~ Jagad Guru Chris Butler (Siddhaswarupananda Paramahamsa)

— A Short Note —

On Transliterated Sanskrit Words

Words in italic typeface are transliterated Sanskrit terms from the original text. In a highly esoteric and technical work.such as Sri Harinama Cintamani there are many Sanskrit terms that have no convenient English alternative. These specialized terms pose a considerable difficulty for the casual or lay reader. Please see the Glossary beginning on page 119 for capsule definitions of any Sanskrit or Bengali terms not defined in context. Additional background readings on the philosophy and practices of the Gaudiya Vaisnava cultural and religious tradition are suggested in the footnotes accompanying the text, and in the Bibliography beginning on page 117.

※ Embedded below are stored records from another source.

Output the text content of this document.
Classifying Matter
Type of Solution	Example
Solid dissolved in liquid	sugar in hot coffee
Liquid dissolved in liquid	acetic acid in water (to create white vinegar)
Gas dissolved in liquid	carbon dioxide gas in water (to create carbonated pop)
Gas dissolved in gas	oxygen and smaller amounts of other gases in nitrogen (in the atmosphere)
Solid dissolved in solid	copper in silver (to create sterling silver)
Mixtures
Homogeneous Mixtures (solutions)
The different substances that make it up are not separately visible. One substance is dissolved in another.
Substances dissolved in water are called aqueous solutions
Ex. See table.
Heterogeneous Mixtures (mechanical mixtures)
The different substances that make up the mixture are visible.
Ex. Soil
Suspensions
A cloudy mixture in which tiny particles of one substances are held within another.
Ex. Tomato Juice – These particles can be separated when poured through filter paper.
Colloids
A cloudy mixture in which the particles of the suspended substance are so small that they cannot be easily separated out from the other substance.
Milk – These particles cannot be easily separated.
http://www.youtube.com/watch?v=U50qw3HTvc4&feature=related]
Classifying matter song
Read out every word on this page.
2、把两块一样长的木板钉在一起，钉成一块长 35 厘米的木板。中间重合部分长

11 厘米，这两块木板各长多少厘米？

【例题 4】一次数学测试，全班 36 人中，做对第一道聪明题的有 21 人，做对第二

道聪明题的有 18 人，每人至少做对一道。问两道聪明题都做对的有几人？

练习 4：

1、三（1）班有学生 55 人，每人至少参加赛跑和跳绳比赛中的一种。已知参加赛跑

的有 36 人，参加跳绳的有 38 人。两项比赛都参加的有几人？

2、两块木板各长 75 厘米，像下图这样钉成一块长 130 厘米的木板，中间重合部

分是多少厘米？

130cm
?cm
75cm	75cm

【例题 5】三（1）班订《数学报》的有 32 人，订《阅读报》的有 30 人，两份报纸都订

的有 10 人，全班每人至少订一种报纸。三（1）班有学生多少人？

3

In Sanskrit and Bengali, the vowels are pronounced almost as in Italian. The sound of the short a is like the u in but, the long a is like the a in far and held twice as long as the short a, and e is pronounced like the a in evade. The short i is like the i in it; the long i is like the i in pique, and like the long a, held twice as long

as the short i. The vowel r is rolled with the tip of the tongue, like the r in Spanish and Italian. The c is pronounced like the ch in the word chair, and the aspirated consonants (ch, jh, dh, etc.) are pronounced as in staunch-heart, hedge-hog, red-hot, etc. The compound consonant jn is pronounced like the English gy. The s, in works of Bengali origin like Sri Harinama Cintamani, is usually pronounced like the English sh.

In future editions of Sri Harinama Cintamani, we hope to include the standard diacritical marks that are accepted for Roman transliteration of Sanskrit and Bengali words by the international academic community. We sincerely hope that the patient reader will not slight us for this lack in this first edition, -Ed.